Peixes além do aquário
A entrega do “Aquário” aos sul-mato-grossenses, rebatizado corretamente de “Bioparque Pantanal", foi emblemática pela razão inicial da responsabilidade no uso dos recursos públicos e, sem dúvida, pela importância de tornar público e acessível, num ambiente artificial, uma das maiores riquezas do nosso estado, os recursos naturais.
Mais de 70 mil pessoas já estiveram visitando os espaços e o índice de avaliação positiva é altíssimo. Uma vitória técnica e política que deve ser reconhecida. Uma frase de Barack Obama, ex-presidente dos Estados Unidos, me parece oportuna na minha reflexão: “Se não temos a consciência do quanto avançamos, terminamos por perder nosso sentido de urgência”.
Poucos conhecem a complexidade e o desafio que foi a obra. Ela exigia uma engenharia de alto nível e equipamentos sofisticados para que não somente a arquitetura fosse adequada, mas também para que as espécies vivas sobrevivessem. Cálculos estruturais foram refeitos, vidros quebraram no manuseio e muitos, muitos peixes morreram esperando a nova casa que, pelo óbvio, deveria ser como um ambiente natural. Vencemos.
Mas nosso Estado possui ainda importantes ativos biológicos, ambientes naturais com populações de cardumes saudáveis e que devem ser protegidos ainda mais com objetivo de assegurar a proteção de biodiversidade. A complexidade é ainda maior, pois trata-se de um ecossistema frágil e dotado de uma sacralidade fascinante. Imaginem o processo natural de reprodução, a migração, a dança nupcial do pacu, que, por sorte, ainda existe.
Devemos proteger para que as futuras gerações conheçam não somente no Bioparque as mais de 250 espécies de peixes que possuímos. O Estado tem criado restrições importantes em rios e lugares mais sensíveis. Empresários do turismo de pesca em Corumbá, através da Acert, adotaram o “pesque e solte” voluntariamente enfrentando clientes que, aos poucos, aceitaram. O resultado desta iniciativa evitou a retirada de mais de 270 toneladas de peixes.
Agora temos que ter coragem de enfrentar a pesca comercial, especialmente a ilegal, predatória. Não faz mais sentido o Estado, que tem uma das melhores produções em tanque rede, permitir que seja retirado peixes dos rios. Imagine você comendo um pacu, um pintado, uma curimba oriunda de pesca predatória? Lamento que ainda temos donos de restaurantes que compram peixes sem certificar a origem. Tenho certeza que poderíamos migrar os poucos e verdadeiros pescadores para a criação em tanques redes, pisciculturas.

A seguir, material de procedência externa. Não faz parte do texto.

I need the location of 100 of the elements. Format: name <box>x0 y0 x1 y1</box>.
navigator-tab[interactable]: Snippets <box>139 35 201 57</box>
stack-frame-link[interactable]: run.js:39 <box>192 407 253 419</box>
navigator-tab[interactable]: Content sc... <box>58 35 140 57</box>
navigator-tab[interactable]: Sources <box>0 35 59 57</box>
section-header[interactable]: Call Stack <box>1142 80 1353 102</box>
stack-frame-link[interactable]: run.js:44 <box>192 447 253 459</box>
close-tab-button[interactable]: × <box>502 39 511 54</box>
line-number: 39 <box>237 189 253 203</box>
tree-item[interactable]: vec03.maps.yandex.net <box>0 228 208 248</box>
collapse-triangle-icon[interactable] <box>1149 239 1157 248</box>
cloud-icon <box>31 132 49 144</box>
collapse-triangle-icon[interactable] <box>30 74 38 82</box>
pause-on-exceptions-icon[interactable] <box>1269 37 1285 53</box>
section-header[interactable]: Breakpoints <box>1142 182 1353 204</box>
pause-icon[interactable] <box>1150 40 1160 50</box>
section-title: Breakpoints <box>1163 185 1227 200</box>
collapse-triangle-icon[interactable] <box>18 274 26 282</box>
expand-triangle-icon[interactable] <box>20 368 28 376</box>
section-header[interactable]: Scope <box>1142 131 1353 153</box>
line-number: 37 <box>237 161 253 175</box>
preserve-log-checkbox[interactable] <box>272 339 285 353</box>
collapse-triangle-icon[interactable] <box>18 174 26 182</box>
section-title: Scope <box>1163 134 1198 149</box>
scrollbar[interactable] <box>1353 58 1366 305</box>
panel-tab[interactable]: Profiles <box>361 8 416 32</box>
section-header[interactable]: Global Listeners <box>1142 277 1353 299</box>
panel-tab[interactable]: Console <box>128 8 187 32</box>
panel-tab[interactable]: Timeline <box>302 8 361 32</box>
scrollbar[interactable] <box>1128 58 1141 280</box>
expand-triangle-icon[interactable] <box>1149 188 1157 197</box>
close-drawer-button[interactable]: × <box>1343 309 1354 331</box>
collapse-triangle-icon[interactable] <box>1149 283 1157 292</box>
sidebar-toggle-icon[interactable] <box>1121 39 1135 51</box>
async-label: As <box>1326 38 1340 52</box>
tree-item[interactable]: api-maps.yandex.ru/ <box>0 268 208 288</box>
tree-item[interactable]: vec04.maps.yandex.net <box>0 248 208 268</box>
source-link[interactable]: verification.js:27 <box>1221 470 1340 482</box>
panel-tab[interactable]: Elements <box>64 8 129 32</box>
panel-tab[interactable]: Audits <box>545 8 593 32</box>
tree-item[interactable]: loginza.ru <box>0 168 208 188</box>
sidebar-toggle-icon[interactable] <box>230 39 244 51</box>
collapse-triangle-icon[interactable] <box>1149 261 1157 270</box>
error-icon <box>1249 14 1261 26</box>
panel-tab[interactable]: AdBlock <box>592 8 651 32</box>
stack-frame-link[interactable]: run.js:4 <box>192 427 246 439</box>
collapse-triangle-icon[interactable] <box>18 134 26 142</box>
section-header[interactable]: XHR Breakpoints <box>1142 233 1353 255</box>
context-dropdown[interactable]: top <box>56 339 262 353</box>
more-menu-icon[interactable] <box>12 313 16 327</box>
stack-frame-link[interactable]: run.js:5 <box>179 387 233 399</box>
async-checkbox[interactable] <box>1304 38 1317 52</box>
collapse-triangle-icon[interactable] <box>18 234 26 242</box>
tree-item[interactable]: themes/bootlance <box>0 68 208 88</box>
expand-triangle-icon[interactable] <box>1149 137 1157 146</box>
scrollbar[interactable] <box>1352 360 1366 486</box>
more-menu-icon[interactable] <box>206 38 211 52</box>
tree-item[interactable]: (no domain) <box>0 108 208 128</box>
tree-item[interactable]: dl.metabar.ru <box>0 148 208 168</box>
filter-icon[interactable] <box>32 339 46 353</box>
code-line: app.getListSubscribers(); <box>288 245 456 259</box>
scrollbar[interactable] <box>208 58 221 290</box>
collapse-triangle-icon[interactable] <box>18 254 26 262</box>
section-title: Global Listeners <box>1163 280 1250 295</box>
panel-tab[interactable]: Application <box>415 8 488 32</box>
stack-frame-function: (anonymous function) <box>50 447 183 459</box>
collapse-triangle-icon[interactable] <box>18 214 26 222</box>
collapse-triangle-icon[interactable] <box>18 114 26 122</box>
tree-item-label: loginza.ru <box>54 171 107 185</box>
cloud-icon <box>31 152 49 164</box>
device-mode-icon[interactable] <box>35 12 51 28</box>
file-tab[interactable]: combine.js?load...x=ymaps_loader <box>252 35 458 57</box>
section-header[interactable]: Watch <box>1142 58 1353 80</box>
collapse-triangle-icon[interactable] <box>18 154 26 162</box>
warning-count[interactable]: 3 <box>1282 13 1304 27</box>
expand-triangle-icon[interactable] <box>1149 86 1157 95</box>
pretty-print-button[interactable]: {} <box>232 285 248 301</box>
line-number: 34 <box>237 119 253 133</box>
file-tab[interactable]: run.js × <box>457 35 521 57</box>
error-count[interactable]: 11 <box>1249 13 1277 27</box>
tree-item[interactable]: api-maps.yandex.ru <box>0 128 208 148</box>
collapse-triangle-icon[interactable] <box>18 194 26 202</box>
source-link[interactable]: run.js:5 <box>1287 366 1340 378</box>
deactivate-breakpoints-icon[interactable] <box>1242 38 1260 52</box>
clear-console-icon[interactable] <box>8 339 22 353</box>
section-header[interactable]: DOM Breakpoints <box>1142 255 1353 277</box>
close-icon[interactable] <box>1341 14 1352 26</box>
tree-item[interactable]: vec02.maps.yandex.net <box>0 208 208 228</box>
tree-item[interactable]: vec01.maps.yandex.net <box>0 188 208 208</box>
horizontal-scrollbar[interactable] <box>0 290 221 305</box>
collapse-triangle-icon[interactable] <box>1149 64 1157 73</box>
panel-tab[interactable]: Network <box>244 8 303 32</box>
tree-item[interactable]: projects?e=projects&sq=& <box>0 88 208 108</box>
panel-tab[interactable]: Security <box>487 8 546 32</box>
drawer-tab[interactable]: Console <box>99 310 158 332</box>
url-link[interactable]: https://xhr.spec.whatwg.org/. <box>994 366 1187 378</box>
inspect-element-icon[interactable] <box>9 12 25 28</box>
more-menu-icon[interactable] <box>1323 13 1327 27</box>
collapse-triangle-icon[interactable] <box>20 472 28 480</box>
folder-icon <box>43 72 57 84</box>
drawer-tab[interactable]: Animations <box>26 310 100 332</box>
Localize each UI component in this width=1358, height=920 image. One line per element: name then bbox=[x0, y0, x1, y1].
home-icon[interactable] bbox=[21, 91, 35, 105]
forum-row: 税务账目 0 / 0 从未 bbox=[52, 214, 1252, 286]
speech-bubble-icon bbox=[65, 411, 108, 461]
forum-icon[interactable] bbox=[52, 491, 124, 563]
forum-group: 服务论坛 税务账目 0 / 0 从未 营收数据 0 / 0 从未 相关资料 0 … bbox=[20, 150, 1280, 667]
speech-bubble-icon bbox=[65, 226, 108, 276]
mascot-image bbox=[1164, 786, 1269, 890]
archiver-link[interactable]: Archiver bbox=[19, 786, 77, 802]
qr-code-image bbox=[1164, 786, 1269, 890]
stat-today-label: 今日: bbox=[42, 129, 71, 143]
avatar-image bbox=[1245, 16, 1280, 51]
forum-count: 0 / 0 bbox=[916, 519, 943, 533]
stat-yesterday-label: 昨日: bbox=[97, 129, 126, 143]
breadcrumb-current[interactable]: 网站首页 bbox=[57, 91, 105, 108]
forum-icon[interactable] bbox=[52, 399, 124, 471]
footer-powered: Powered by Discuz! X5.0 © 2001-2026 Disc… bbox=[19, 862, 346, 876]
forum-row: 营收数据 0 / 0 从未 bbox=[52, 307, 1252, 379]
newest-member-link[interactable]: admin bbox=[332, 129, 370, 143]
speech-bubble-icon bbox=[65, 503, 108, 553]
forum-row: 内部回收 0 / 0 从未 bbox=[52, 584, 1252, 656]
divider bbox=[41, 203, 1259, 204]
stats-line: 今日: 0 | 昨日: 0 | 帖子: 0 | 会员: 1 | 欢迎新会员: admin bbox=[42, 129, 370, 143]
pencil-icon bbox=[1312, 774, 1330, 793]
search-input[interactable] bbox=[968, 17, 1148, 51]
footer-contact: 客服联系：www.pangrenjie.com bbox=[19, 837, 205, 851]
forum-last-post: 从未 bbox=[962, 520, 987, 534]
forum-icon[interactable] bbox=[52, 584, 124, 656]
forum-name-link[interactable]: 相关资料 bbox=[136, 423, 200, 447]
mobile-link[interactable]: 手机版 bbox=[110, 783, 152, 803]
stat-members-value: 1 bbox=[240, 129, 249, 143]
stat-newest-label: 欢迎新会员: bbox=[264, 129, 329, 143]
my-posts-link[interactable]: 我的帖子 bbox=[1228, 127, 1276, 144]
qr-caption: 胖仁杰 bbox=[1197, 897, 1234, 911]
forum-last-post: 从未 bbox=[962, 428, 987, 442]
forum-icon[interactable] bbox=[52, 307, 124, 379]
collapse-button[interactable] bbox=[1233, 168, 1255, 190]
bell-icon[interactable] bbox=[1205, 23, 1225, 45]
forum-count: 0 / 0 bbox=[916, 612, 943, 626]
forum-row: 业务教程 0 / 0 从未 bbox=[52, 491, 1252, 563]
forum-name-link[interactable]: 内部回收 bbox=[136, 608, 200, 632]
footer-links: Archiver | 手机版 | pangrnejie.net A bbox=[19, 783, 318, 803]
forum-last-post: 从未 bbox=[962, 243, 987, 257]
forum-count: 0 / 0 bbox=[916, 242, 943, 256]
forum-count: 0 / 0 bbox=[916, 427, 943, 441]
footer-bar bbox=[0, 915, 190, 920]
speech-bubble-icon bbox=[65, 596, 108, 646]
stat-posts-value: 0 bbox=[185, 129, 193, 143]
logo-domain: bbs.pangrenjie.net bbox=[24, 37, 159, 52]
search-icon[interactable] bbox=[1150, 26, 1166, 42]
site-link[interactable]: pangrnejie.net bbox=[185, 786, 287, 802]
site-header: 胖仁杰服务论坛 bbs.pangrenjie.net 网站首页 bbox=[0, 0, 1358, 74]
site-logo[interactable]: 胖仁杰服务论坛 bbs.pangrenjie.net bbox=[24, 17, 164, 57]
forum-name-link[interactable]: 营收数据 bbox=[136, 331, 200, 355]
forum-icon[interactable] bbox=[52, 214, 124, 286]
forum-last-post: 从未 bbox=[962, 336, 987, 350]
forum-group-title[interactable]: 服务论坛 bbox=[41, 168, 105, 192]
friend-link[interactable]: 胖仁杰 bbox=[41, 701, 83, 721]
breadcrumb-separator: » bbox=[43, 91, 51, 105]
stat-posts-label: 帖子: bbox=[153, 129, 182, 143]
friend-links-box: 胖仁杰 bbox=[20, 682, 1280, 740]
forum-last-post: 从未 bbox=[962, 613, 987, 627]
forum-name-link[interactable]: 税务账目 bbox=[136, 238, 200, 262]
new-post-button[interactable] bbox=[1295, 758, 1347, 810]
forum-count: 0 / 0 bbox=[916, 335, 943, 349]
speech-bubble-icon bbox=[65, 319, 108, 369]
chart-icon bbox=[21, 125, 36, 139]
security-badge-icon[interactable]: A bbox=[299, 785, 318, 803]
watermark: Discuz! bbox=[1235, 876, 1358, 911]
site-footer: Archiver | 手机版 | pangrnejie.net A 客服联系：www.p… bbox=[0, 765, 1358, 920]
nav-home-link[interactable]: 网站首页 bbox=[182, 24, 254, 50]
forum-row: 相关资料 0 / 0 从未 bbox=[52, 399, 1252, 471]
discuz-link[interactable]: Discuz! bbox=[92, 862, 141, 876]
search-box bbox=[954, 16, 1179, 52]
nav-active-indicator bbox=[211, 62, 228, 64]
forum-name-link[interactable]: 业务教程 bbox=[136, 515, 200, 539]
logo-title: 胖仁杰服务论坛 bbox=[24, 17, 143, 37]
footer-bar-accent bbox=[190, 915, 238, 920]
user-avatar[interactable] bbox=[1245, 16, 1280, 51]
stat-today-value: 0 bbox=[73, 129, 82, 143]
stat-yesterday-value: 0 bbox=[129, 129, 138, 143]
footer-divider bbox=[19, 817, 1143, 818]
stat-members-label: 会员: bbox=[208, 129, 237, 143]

Além de tudo, os rios perderam profundidade pelo assoreamento e estamos assistindo nossos rios, como o Aquidauana e Miranda, serem atravessados a pé. Os indicativos de um ciclo de seca e a evidência de mudanças climáticas estão postas. A manutenção destes grandes aquários naturais representa o nosso maior desafio e uma oportunidade. O que precisamos é de força política e coragem para enfrentar este tema, e assim tomarmos decisões que protejam nosso futuro. Recorro a Guimarães Rosa para concluir: “Se todo animal inspira ternura, o que houve, então, com os homens?”.
(*) Coronel Ângelo Rabelo, presidente do Instituto Homem Pantaneiro.